Earlier this year, Kevin Rudd – leader of the Australian Labor Party – promised the country an education revolution if they would be voted into power (elections are later this year). Today, Peter Costello – treasurer of the current government – has tried to outdo Rudd in the new budget that was presented today. It’s already been dubbed the education budget.

One of the most innovative items is the creation of a Higher Education Endowment Fund. The government shall set up the fund and put in an amount of 5 billion Australian dollars (4 billion US; 3 billion Euros (!)). The money is meant to build world class universities for Australia, according to Education Minister Julie Bishop:

“The fund is expected to provide a dividend of around $900 million over three years from 2008/09. The dividend will be distributed to universities by the Minister for Education, Science and Training taking into account the advice of an independent HEEF board. This investment will promote excellence, quality and specialisation in Australian universities for years to come, helping our institutions to become truly world class.”

In addition to the HEEF, the Federal Government has also unveiled a $3.5 billion package to be spent over four years in higher education, vocational training and schools. The Australian Vice Chancellors’ Committee (AVCC) by word of Professor Sutton – its president – has already welcomed the budget:

“The Australian Government through this Budget has shown its commitment to investing in Australia’s universities today, to ensure we continue to produce high quality, work ready graduates and researchers into the future. This Budget delivers on the key areas that the AVCC has been lobbying for.”
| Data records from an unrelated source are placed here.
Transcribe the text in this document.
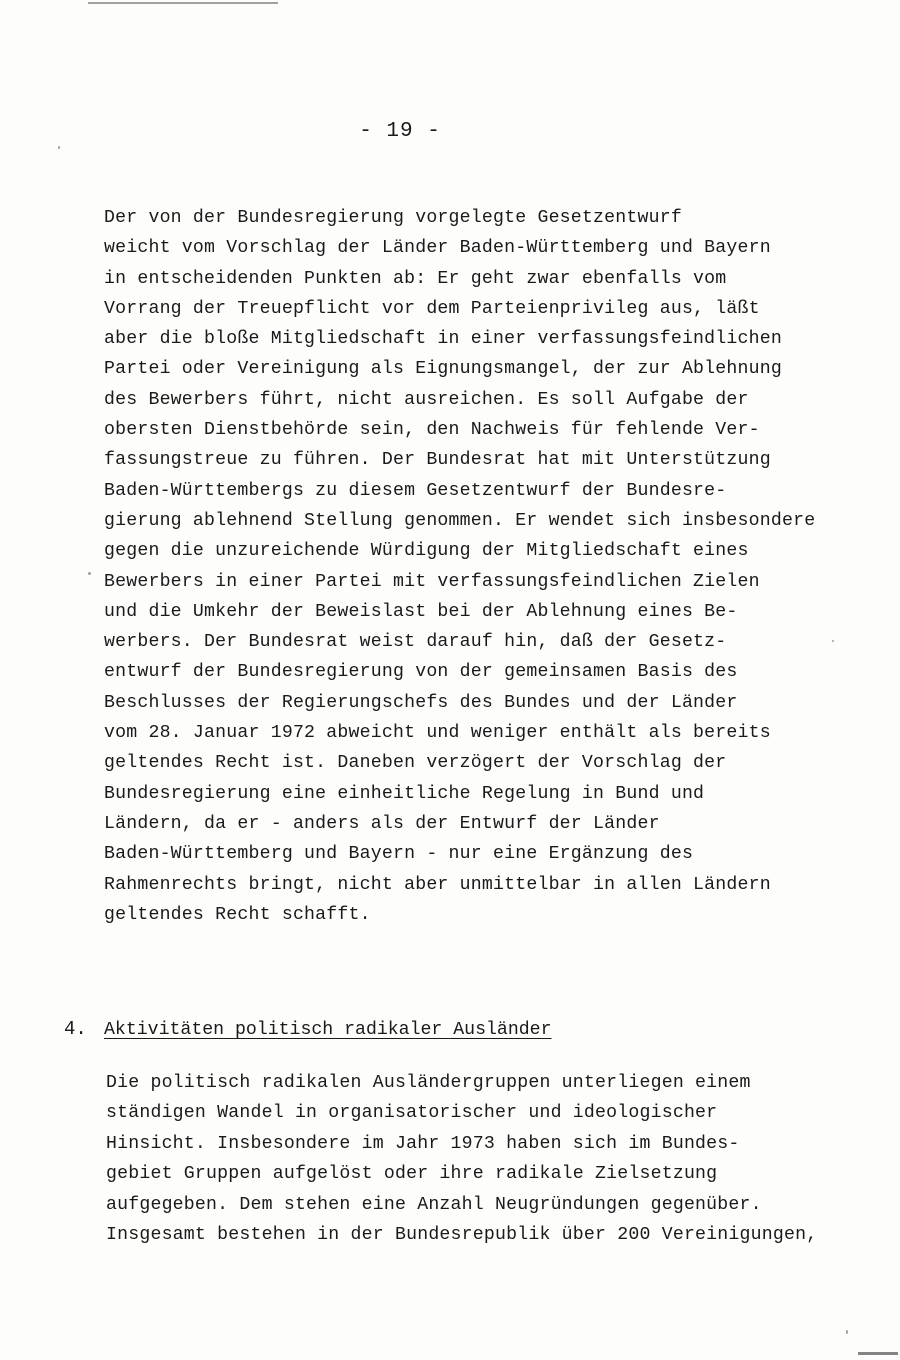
- 19 -

Der von der Bundesregierung vorgelegte Gesetzentwurf
weicht vom Vorschlag der Länder Baden-Württemberg und Bayern
in entscheidenden Punkten ab: Er geht zwar ebenfalls vom
Vorrang der Treuepflicht vor dem Parteienprivileg aus, läßt
aber die bloße Mitgliedschaft in einer verfassungsfeindlichen
Partei oder Vereinigung als Eignungsmangel, der zur Ablehnung
des Bewerbers führt, nicht ausreichen. Es soll Aufgabe der
obersten Dienstbehörde sein, den Nachweis für fehlende Ver-
fassungstreue zu führen. Der Bundesrat hat mit Unterstützung
Baden-Württembergs zu diesem Gesetzentwurf der Bundesre-
gierung ablehnend Stellung genommen. Er wendet sich insbesondere
gegen die unzureichende Würdigung der Mitgliedschaft eines
Bewerbers in einer Partei mit verfassungsfeindlichen Zielen
und die Umkehr der Beweislast bei der Ablehnung eines Be-
werbers. Der Bundesrat weist darauf hin, daß der Gesetz-
entwurf der Bundesregierung von der gemeinsamen Basis des
Beschlusses der Regierungschefs des Bundes und der Länder
vom 28. Januar 1972 abweicht und weniger enthält als bereits
geltendes Recht ist. Daneben verzögert der Vorschlag der
Bundesregierung eine einheitliche Regelung in Bund und
Ländern, da er - anders als der Entwurf der Länder
Baden-Württemberg und Bayern - nur eine Ergänzung des
Rahmenrechts bringt, nicht aber unmittelbar in allen Ländern
geltendes Recht schafft.

4. Aktivitäten politisch radikaler Ausländer

Die politisch radikalen Ausländergruppen unterliegen einem
ständigen Wandel in organisatorischer und ideologischer
Hinsicht. Insbesondere im Jahr 1973 haben sich im Bundes-
gebiet Gruppen aufgelöst oder ihre radikale Zielsetzung
aufgegeben. Dem stehen eine Anzahl Neugründungen gegenüber.
Insgesamt bestehen in der Bundesrepublik über 200 Vereinigungen,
Yes, I think it is good news for higher education in Australia. Maybe not so good for Labor. It will be interesting to follow this new instrument and see how it develops. Will the fund grow further by further donations from private parties and governments? After all, 5 billion for all of Australia’s 41 universities becomes rather bleak when compared to US Universities. In the US, 12 endowment funds of individual (private) universities already exceed this amount, with Harvard topping the list with almost 29 billion. It will be especially interesting to see whether the availability of the fund will be an excuse for future budget cuts.

The treasurer has at least tried to assure the Australians that only the dividend will be used and that the fund itself will not be touched, not even by Labor. Mr Costello – referring to Labor’s plan to use Australia’s ‘Future Fund‘ to fund a national high-speed broadband network – explained it like this:

“Let me make this clear – once the paw goes into the honey pot, it can pull all of the honey out. I put the honey in there – and I’m locking the honey against the paw.”

Later this year, Australian voters will decide whether to leave Mr Costello with the key to the pot, or whether to let the bears in.